Sci-Fi Strikes Again

According to a coworker of mine, a physicist has a device the size of a small car, which holds some ten trillion positrons in containment, and has a wand attachment that can fire them. Positrons, are, of course, anti-electrons, and annihilate electrons on contact, producing a burst of energy, usually heat, light, or sound. (Although sometimes you only get neutrinos out of it.) So when fired, this produces a little beam of light from annihilating the air that it touches, and a strange sucking sound as air rushes in to fill the vacuum.
He then pointed out that technology tends to, over time, cheapen and miniaturize. This machine might be the size of a car and cost more than the entire neighborhood that I live in, but one hundred years from now it'll probably be the size of a flashlight, and be purchasable for a few of whatever they use as currency then in a corner store. It would be useful as a cutting tool, as it would make a tiny part of anything you touched to it literally cease to exist.
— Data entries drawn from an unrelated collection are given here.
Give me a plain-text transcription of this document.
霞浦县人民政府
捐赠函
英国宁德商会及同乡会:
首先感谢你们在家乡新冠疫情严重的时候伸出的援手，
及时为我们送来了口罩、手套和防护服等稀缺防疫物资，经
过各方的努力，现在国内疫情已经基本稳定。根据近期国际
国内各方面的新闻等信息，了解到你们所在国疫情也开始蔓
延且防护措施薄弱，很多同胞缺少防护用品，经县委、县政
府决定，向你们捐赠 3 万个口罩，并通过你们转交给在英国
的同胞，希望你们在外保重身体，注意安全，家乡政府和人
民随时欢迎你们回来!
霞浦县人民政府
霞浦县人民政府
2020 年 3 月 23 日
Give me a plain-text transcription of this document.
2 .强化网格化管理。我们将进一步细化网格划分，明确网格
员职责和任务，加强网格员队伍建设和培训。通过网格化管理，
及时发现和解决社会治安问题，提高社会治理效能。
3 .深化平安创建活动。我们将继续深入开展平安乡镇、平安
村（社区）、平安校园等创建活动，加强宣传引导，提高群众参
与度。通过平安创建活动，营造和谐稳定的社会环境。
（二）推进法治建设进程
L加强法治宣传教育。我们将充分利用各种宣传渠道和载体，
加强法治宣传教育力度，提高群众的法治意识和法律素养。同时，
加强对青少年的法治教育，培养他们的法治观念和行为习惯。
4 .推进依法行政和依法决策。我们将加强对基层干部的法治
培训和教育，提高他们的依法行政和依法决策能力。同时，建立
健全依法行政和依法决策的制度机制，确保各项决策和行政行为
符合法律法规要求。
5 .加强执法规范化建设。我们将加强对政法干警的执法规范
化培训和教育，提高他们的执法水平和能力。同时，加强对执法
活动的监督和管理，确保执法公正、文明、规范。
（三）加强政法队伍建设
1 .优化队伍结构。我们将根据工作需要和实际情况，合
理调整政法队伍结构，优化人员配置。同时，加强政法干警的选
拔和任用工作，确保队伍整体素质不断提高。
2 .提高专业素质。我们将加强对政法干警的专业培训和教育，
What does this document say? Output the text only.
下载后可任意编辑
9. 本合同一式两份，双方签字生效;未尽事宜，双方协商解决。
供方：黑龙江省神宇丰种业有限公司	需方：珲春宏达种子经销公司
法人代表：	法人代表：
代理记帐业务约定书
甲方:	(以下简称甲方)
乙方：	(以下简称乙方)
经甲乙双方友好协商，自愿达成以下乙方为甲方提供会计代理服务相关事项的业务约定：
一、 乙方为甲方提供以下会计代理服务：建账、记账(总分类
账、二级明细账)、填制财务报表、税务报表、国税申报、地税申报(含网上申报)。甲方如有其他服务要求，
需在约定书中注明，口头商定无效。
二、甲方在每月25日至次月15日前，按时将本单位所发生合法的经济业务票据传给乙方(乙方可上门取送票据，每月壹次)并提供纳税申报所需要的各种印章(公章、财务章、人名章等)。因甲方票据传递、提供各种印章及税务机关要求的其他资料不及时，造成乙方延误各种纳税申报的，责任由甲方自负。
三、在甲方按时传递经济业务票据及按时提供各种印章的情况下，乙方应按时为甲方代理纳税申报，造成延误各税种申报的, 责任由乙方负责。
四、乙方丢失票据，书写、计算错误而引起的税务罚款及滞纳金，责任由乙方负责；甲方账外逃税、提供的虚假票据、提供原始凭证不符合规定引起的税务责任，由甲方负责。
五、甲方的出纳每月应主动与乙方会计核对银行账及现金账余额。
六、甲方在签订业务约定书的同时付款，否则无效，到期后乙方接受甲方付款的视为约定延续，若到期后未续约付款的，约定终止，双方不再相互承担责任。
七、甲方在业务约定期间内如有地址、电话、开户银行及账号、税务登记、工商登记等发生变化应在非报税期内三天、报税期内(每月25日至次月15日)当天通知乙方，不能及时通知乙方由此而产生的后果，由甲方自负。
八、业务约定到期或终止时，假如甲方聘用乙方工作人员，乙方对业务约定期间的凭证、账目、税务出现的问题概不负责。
So in short, this machine is the precursor of George Lucas's lightsabers. With one major distinction. Lucas's lightsabers could be stopped by each other. This thing's beams would go right through each other if you had more than one.
This would not be the first time that science fiction inspired a real world invention. Plasma shields existed in various sci-fi productions for years before NASA built a real one to deal with the real problem of space dust. (Because collisions with even tiny chunks of dust are a problem when they occur at hundreds of thousands of miles per hour.)